Once with the unblocking I found myself again with When Women Were Birds by Terry Tempest Williams that had been on my desk for months because I had had a hard time to continue it and I found a beautiful prose in experiences totally different from mine and that I could say that I do not identify myself -like her immense love for birds and the desert landscapes of Utah as a young Mormon- and yet I lived underlining her pages for the metaphors she wrote about the care of nature, the conservation of forests, the pain of loss, incomprehensible silences, fighting for an ideal, among other things.
Unintentionally, life led me through careful and oriented narratives in some aspect of the vast nature and I touched grass metaphorically, how beautiful nature is.
But what about those who cannot touch grass at this moment? Leaving aside the political gossip, the election and its constant declarations, I think that everything is overshadowed if we look at the multiple heat waves we have experienced in the country, seasoned with brutal pollution in the cities and deforestation in forests and jungles while an overwhelming series of fires rages in so many regions of the country.
"You don't know how helpless and overwhelming it is to hear how the fire sweeps away everything, the wind, the crackling of the dry trees and suddenly feel it getting closer to where you live," a person I love very much once told me, and her family's house is in the middle of one of the imposing Mexican sierras. No, I really don't know and I don't want anyone to know.

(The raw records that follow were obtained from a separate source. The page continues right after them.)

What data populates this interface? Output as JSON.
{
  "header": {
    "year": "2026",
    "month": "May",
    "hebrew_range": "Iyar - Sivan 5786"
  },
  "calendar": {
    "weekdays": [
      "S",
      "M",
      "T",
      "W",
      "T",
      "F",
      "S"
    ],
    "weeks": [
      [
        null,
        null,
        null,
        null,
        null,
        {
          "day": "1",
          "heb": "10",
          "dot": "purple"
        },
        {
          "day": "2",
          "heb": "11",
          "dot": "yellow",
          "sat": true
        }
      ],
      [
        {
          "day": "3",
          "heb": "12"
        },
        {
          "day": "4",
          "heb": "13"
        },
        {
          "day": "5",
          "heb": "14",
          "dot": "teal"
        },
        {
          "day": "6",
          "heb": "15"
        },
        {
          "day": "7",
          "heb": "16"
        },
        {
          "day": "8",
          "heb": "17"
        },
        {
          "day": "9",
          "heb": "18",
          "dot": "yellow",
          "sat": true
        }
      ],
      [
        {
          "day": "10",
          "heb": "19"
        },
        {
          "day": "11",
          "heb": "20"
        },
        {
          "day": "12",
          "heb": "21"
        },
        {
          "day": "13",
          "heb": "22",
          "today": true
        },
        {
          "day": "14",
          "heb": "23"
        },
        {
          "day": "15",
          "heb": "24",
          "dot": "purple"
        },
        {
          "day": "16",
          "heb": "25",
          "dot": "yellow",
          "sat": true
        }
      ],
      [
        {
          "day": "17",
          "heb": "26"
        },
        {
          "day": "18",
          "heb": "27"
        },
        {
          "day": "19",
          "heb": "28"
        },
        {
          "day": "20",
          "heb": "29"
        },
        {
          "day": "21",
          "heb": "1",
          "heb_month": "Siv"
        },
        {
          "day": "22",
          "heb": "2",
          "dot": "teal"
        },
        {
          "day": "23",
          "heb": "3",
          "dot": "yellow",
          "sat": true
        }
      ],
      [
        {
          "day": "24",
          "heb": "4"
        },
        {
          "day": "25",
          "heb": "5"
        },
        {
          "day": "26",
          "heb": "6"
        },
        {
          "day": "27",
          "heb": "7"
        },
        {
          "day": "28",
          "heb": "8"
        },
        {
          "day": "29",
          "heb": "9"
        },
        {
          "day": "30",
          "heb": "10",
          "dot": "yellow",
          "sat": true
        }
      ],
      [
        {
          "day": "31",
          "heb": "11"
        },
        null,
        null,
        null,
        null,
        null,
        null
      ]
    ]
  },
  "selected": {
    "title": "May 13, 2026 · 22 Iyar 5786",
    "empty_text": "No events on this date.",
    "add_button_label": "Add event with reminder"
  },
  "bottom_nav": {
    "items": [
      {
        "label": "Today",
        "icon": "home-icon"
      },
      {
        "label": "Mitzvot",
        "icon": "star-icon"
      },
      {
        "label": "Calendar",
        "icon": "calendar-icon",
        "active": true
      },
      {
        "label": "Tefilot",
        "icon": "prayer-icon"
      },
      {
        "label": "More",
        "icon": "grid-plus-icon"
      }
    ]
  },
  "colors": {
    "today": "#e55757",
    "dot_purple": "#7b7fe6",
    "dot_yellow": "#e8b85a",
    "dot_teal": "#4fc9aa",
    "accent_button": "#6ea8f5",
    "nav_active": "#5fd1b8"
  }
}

I would like no one in Oaxaca, Michoacán, Chiapas, Veracruz, Jalisco, Edomex, Puebla or Mexico City itself to fear for their homes, for the little animals that fall dehydrated, for the life that is consumed in the fire.
Mexico is gigantic. Its 138.7 million hectares with forest vegetation cover, distributed in forests, jungles, mangroves and arid landscapes, give us an idea. But I think it is urgent to remember this, and in recent weeks thousands and thousands of hectares have been consumed. Another fact is that in just two states -Oaxaca and Michoacán-, more than 120 thousand hectares have been consumed so far this 2024 and four out of every 10 fires, according to the National Forestry Commission (Conafor), are provoked and in the struggle to defend the territory, people also die -only in 2023, 20 people defending their territory were murdered, and in this six-year period, 102.
At what point did demanding that your territory be protected, that no monocultures arrive or that the flight of butterflies prevail become a death sentence? At what point did we get so caught up in political polemics that we forgot that territory - and caring for nature - is also political?
It is inevitable, and urgent, to look around. Stop, yes, touch grass, too. But never, never forget that we all have the right to touch grass.
The opinions expressed are the responsibility of the authors and are absolutely independent of the position and editorial line of the company. Opinion 51.